TEMPO.CO, Ketapang - United States Agency for International Development (USAID) mengucurkan dana sebesar US$ 40 Juta untuk mengurangi penebangan hutan di Indonesia. Di Kalimantan Barat, program ini dilakukan terhadap 4 juta hektare yang meliputi lima kabupaten.
Glen Andres, Direktur USAID, mengatakan penebangan hutan dapat mempengaruhi mata pencaharian masyarakat di sekitar lokasi. "USAID berkomitmen untuk bermitra dengan pemerintah daerah dalam membantu Indonesia mengelola sumber daya alam yang sangat berharga," kata dia, Senin, 30 April 2012.
Selain dengan pemerintah daerah, USAID juga bekerja sama dengan perusahaan penebangan kayu di Kalimantan Barat dan Kalimantan Tengah. Tujuannya dapat mencegah penggundulan hutan dan mengurangi konsekuensi pemanasan global.
Glen mengatakan program USAID IFACS tersebut ditekankan dalam bentuk pemberdayaan masyarakat di sekitar hutan untuk memanfaatkan hasil hutan non-kayu. Sebab masyarakat sekitar hutan merupakan komunitas yang paling merasakan imbas dari penebangan hutan dalam bentuk pemanfaatan hasil hutan serta efeknya dari sisi ekologi.
Program senilai US$ 40 juta tersebut merupakan prakarsa Kedutaan Besar Amerika Serikat di Indonesia untuk program lingkungan hidup di bawah kemitraan komprehensif AS-Indonesia. "Program ini juga ditujukan untuk membantu pemerintah pusat dalam meningkatkan keahlian pemerintah daerah, masyarakat madani, serta sektor swasta dalam bidang konservasi serta pengelolaan sumber daya hutan, keanekaragaman hayati, serta jasa ekosistem," katanya.

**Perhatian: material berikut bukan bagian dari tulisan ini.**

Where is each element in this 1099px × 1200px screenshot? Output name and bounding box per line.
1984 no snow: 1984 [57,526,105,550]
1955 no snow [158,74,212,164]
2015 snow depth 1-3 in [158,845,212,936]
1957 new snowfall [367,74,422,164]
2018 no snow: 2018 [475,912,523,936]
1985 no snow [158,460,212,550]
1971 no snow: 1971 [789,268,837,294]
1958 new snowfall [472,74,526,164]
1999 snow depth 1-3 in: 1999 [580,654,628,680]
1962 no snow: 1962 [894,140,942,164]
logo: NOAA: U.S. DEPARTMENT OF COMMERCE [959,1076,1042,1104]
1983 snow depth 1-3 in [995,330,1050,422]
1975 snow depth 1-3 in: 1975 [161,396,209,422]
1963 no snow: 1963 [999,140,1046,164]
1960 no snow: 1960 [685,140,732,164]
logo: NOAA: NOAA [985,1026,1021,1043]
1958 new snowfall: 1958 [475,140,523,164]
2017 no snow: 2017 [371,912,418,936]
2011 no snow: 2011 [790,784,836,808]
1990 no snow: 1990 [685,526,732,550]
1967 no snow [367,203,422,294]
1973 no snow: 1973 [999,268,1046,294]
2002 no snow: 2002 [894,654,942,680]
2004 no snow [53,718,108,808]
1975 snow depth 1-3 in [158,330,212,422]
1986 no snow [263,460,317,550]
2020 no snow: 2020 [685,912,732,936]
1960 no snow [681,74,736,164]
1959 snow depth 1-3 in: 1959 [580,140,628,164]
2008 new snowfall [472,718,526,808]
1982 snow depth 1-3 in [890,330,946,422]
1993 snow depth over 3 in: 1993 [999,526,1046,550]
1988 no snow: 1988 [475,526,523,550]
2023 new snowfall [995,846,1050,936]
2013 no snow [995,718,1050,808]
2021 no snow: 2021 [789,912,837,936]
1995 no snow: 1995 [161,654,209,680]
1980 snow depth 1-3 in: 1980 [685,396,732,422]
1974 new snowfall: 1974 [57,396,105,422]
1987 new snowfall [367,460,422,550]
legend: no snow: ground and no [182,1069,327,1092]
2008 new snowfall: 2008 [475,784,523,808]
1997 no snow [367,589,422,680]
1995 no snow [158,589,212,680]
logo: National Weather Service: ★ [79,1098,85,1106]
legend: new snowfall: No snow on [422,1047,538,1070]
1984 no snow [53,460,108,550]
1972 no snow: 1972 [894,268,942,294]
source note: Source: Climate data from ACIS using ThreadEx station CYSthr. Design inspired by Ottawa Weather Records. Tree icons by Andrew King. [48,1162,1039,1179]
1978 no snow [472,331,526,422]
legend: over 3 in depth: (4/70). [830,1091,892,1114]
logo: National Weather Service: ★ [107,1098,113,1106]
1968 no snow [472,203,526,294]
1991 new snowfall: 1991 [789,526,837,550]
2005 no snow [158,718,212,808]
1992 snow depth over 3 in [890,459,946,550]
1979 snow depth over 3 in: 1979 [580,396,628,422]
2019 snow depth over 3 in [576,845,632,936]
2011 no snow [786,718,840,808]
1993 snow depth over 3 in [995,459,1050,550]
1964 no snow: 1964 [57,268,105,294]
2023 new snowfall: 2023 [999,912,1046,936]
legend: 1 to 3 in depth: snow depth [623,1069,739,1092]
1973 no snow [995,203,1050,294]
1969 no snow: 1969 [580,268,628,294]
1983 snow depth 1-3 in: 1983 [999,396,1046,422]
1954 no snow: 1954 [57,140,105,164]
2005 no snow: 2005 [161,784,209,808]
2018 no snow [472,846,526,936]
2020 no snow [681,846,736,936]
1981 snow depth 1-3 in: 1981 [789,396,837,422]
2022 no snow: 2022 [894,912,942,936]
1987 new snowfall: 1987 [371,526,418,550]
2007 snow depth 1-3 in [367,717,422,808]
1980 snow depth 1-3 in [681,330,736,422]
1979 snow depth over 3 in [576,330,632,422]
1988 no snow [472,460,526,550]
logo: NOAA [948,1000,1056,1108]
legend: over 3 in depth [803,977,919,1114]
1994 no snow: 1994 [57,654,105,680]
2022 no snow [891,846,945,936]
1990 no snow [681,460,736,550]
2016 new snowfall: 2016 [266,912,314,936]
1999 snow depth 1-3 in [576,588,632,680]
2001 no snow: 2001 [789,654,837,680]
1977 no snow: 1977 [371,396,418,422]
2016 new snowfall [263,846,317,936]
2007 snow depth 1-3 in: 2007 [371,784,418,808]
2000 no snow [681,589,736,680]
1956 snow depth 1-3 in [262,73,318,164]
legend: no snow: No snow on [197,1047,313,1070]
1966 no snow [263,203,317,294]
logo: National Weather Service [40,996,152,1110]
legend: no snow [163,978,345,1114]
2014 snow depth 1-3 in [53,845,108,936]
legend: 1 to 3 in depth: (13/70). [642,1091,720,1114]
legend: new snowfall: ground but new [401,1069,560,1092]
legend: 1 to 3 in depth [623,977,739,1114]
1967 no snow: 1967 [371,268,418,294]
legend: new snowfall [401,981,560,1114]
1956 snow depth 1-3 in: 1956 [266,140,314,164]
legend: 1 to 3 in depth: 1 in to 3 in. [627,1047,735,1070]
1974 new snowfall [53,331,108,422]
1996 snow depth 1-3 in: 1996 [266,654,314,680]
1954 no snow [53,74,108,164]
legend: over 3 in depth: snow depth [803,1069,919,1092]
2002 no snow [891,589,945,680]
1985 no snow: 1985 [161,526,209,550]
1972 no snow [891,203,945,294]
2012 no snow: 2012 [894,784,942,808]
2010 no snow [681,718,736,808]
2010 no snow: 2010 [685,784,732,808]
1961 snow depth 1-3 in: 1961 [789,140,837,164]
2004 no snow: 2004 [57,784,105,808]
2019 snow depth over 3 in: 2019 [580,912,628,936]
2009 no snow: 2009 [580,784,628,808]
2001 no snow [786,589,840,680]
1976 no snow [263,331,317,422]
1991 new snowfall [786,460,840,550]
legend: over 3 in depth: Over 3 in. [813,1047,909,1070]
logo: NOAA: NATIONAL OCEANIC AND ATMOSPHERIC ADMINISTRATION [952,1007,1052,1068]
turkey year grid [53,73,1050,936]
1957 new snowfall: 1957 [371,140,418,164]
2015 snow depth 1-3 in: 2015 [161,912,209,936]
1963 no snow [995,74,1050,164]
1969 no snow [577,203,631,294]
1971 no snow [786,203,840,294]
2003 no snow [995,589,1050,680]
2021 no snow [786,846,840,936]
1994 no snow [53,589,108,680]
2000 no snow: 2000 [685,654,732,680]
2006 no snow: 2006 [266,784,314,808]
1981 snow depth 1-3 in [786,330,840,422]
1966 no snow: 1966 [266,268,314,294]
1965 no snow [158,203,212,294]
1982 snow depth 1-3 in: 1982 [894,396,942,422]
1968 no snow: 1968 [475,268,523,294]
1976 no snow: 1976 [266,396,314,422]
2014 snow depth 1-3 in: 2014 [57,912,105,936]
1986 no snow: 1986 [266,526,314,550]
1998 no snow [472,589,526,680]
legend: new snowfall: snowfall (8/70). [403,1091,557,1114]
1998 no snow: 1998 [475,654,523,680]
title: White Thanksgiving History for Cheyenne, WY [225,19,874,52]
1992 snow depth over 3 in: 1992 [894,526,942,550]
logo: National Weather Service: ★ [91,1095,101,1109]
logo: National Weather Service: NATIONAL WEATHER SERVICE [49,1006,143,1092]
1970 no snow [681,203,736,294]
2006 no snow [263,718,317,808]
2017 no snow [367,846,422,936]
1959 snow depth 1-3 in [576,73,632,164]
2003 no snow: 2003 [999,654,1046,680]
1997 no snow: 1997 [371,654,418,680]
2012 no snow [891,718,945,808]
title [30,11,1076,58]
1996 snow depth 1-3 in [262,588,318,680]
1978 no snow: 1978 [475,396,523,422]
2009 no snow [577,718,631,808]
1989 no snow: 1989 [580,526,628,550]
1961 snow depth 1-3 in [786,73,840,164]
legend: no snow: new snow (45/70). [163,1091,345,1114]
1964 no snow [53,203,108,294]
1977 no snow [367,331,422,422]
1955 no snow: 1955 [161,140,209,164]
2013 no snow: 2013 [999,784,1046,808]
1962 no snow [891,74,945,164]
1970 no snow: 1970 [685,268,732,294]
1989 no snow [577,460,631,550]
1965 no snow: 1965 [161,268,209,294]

USAID IFACS dan tujuh perusahaan penebangan kayu juga menandatangani nota kesepakatan. Isinya soal manajemen konsesi penebangan hutan serta mengurangi dampak terhadap hutan lokal. Di Kalimantan Barat, nota kesepakatan dengan pemerintah daerah dilakukan dengan pemerintah daerah Kabupaten Ketapang, Melawi, Kayong Utara, Sintang, dan Sekadau.
Bupati Sintang, Milton Crosby, mewakili kepala-kepala daerah yang tidak hadir, menyatakan proyek USAID IFACS dapat dijadikan landasan untuk mengelolaan hutan lestari di Kalbar. "Penataan ruang harus berwawasan lingkungan. Sumber daya Kalbar dengan potensi perkebunan kelapa sawit dan pertambangan harus juga memperhatikan kelestarian alam," katanya.
Kata Milton, pemangku kepentingan juga harus paham dengan kerja sama ini, masyarakat juga harus dilibatkan dalam pengelolaan lingkungan dan pemberdayaan ekonomi rakyat. "Ada pohon kehidupan di sekitarnya. Contohnya karet," katanya.
Bantuan teknis untuk pemberdayaan masyarakat juga sangat penting, termasuk menyekolahkan anak-anak di sekitar wilayah program. Tujuannya, kata Milton, agar masyarakat memiliki pemahaman yang tinggi dalam hal pelestarian alam dan juga teknologi untuk membantu meningkatkan sumber daya manusia.